Doing its homework
Check out the Los Angeles Unified School District’s website and you can track its encouraging progress on the new policy allowing charter operators and other outside organizations to submit competing proposals to run certain schools. When the policy was approved in August, district leaders vowed a transparent and objective process, and so far they’re making good on that vow, posting updates on the website. Given L.A. Unified’s history of broken promises and political motives, we’re pleasantly surprised.

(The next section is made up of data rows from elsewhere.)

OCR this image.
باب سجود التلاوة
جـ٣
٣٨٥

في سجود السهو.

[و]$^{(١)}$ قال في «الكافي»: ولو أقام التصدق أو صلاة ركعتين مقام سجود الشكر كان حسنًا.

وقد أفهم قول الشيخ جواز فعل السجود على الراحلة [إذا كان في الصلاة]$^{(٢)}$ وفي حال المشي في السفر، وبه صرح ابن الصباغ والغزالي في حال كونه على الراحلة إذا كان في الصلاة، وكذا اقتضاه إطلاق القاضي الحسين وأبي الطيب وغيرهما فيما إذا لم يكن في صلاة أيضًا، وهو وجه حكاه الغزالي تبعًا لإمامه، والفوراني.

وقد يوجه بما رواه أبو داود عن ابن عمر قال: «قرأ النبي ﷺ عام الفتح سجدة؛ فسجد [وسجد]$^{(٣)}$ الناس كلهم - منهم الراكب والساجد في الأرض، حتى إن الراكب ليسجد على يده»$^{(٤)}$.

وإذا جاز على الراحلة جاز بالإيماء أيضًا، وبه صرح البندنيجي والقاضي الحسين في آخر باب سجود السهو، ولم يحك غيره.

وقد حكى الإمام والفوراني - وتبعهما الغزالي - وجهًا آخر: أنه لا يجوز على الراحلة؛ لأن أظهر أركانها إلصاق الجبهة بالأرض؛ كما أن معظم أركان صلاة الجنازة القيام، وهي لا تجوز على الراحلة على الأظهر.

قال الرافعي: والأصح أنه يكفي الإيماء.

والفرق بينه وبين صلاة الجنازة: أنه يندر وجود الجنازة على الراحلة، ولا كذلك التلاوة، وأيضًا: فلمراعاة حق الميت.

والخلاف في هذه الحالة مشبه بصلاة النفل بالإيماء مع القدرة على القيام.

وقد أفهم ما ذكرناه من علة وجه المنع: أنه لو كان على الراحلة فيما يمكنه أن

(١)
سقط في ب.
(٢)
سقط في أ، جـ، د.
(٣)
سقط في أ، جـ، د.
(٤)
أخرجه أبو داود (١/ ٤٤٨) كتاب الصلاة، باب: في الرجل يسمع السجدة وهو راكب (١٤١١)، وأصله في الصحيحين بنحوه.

The latest outline of the application process was posted this month, and though it’s still in draft form, parents and the organizations that hope to operate schools should be pleased. It requires applicants to attend district meetings in the schools’ neighborhoods and reach out to parents. It also describes an exacting set of standards each organization must meet. Applicants must give preference to the students in each school’s attendance area, so they’re not skimming more-proficient students from other neighborhoods. Their applications must cover not only specific plans for curriculum, instructional materials and teacher training, but school culture, discipline and data systems.
Considering the daunting requirements and January deadline for applicants that want to start running schools in 2010, the first round of competing organizations probably will consist of mostly established charter school operators and perhaps United Teachers Los Angeles, which opposed the new policy but has responded to it with the game intention of proposing teacher-run schools. But the program will be rolled out over several years and include perhaps 250 new and underperforming schools, giving community-based groups a chance to design their own proposals in later rounds.
The only objectionable part of the draft process is something Supt. Ramon C. Cortines cannot control. As passed by the school board, the policy requires advisory votes by parents, staff and, in the case of high schools, students. These groups have valuable ideas to voice, but there are real disadvantages to formal votes. If one group disagrees with another, there will be a winning faction and a losing one; that’s a bad way for new management to start. Votes also can put pressure on the district to approve an operator that might have done a better marketing job but that offers an inferior educational plan.
The draft needs at least one addition before it should be considered complete: accountability. Placing a failing school under new management doesn’t guarantee success. This is a worthy experiment to see whether outside operators can pick up the pace of improvement in L.A.’s public schools. Cortines must include an equally detailed and objective yardstick to measure whether these new operators are succeeding, and if not, take the schools away from them.